For one, M&A is an important mechanism for price discovery in most other industries. Target companies’ securities prices may deviate from their intrinsic value as all material information may not be publicly disclosed, known or readily understood. In contrast, REITs are relatively simple to value and the inputs are readily available — resulting in symmetry of information between buyers and sellers; thus fewer opportunities for large arbitrages, correspondingly, the dearth of M&A deals.

A sometimes equally as important return component for M&A is synergistic savings; specifically, improving margins through economies of scale (e.g. increased purchasing power or more efficient manufacturing, distribution, marketing, or research and development). Few, if any, of these factors that comprise the majority of typical corporate expenses apply to REITs. Other than capital itself, REITs have no costs of goods sold. Operating expenses, such as utilities and taxes, tend to be property specific and are often passed through to the tenants while leasing costs are capitalized.

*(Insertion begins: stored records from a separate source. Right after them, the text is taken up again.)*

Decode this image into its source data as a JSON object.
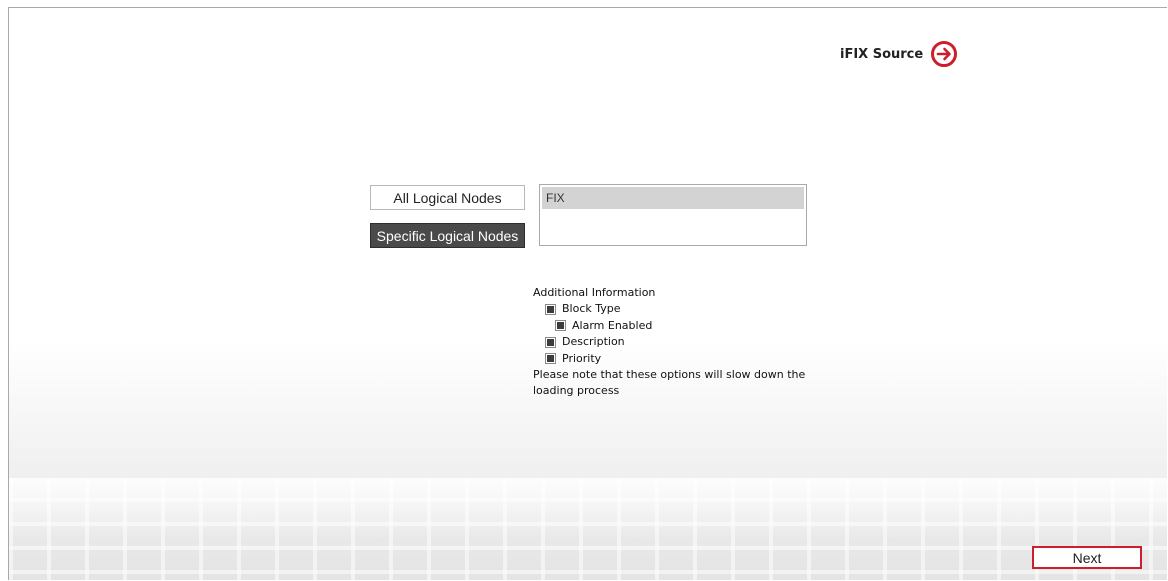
{
  "header": {
    "source_label": "iFIX Source",
    "source_icon": "arrow-right-circle-icon",
    "accent_color": "#cc1f2d"
  },
  "node_selection": {
    "all_label": "All Logical Nodes",
    "specific_label": "Specific Logical Nodes",
    "selected_mode": "Specific Logical Nodes",
    "nodes": [
      "FIX"
    ]
  },
  "additional_info": {
    "heading": "Additional Information",
    "options": [
      {
        "label": "Block Type",
        "checked": true
      },
      {
        "label": "Alarm Enabled",
        "checked": true
      },
      {
        "label": "Description",
        "checked": true
      },
      {
        "label": "Priority",
        "checked": true
      }
    ],
    "note": "Please note that these options will slow down the loading process"
  },
  "footer": {
    "next_label": "Next"
  }
}
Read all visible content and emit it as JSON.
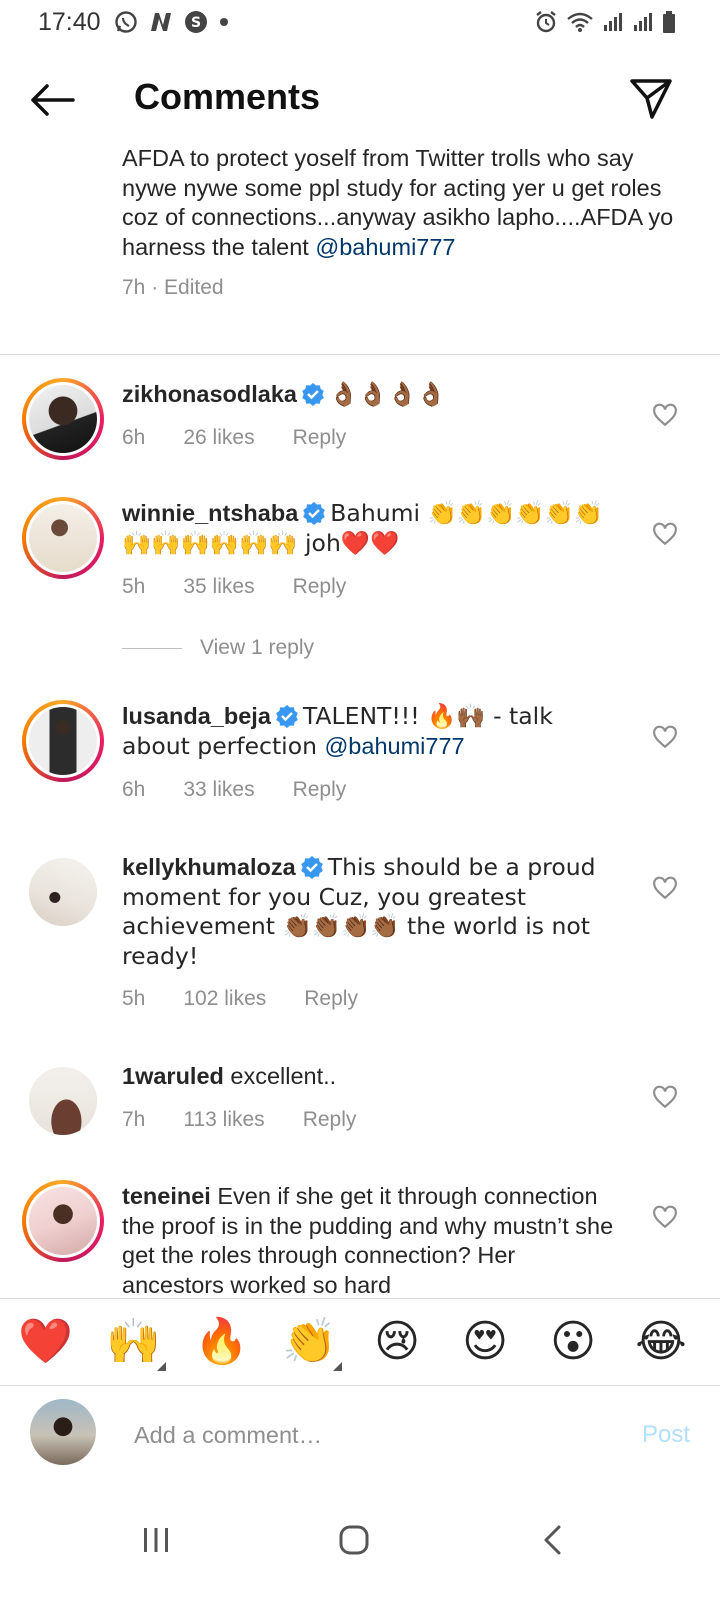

As if lower potential returns were not enough to discourage M&A, structural considerations make hostile deals difficult and even friendly deals complex and time-consuming. REITs’ organizational documents typically limit any one shareholder’s ownership to 9.9 percent or less for tax purposes. Thus, a potential acquirer would need the target board’s support or risk having an insufficient number of shares to control the outcome of matters put to a vote. As such, social issues, which are the least defensible and easiest to surmount in theory – but not always in practice, become the gatekeeper for M&A.

Looking forward, Fitch Ratings expects REIT M&A activity will continue to be achievable but sporadic and the industry’s consolidation and maturation will differ from most other corporate sectors.